Подперевшись рукой, Тураева задумалась. Вспомнила Сабурово, постоянный холодок страха, ветхий барак, общие бани — брезгливо поморщилась.
…После возвращения из Уссурийска чувство тревоги за жизнь обострилось у Тураевой. Со службы она стала уходить только поздним вечером, удостоверение личности и блокнот Зудилина спрятала не как обычно — в матраце, — а в захламленном коридоре. От «работы» она почти совершенно отказалась. И все же какое-то подсознательное чувство подсказывало, что кольцо вокруг нее сжимается.
Но к ее счастью, через несколько дней у нее появился Жадов.
— Сволочи, — делают переходы совсем невозможными, — ругался он. — Границу пришлось одолевать у чертей на куличках — в районе Вяземской. Шесть дней сюда добирался… Что слышно о провале Белозерского?
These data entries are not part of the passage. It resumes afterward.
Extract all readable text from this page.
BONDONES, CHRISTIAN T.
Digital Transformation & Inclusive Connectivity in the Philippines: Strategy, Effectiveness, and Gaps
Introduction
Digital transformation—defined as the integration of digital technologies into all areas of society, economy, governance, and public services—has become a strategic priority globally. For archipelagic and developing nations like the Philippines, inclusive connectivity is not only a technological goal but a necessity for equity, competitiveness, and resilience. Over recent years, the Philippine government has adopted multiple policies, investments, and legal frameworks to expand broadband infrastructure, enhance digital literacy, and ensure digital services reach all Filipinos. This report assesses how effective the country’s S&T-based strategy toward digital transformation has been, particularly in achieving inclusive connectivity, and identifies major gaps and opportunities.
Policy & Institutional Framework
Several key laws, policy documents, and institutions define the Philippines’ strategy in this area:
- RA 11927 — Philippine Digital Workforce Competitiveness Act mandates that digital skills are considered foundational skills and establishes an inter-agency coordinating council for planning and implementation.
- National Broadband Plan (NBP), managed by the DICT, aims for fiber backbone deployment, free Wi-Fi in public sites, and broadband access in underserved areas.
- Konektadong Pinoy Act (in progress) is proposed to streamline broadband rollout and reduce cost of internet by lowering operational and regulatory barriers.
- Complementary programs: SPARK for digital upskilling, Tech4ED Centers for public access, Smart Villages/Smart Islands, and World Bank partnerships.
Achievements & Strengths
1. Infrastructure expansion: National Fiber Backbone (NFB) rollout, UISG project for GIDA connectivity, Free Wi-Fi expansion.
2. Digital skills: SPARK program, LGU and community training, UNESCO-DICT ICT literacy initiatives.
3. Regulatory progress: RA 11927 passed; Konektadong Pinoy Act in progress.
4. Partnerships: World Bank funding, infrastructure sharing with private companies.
— Он возвратился? — удивилась Тураева.
— Нет. Убили, — тихо ответил Жадов и, бросив открыто враждебный взгляд на Веронику, добавил: — Вас генерал Янагита вызывает в Харбин. Во Владивостоке явитесь к японскому консулу вот с этим, — Жадов подал ей сложенный в несколько раз лист.
И вот она снова в Харбине. В доме главнокомандующего белогвардейскими отрядами Вероника чувствовала себя превосходно. Впервые она появилась в этом особняке полмесяца назад в сопровождении начальника японской военной миссии.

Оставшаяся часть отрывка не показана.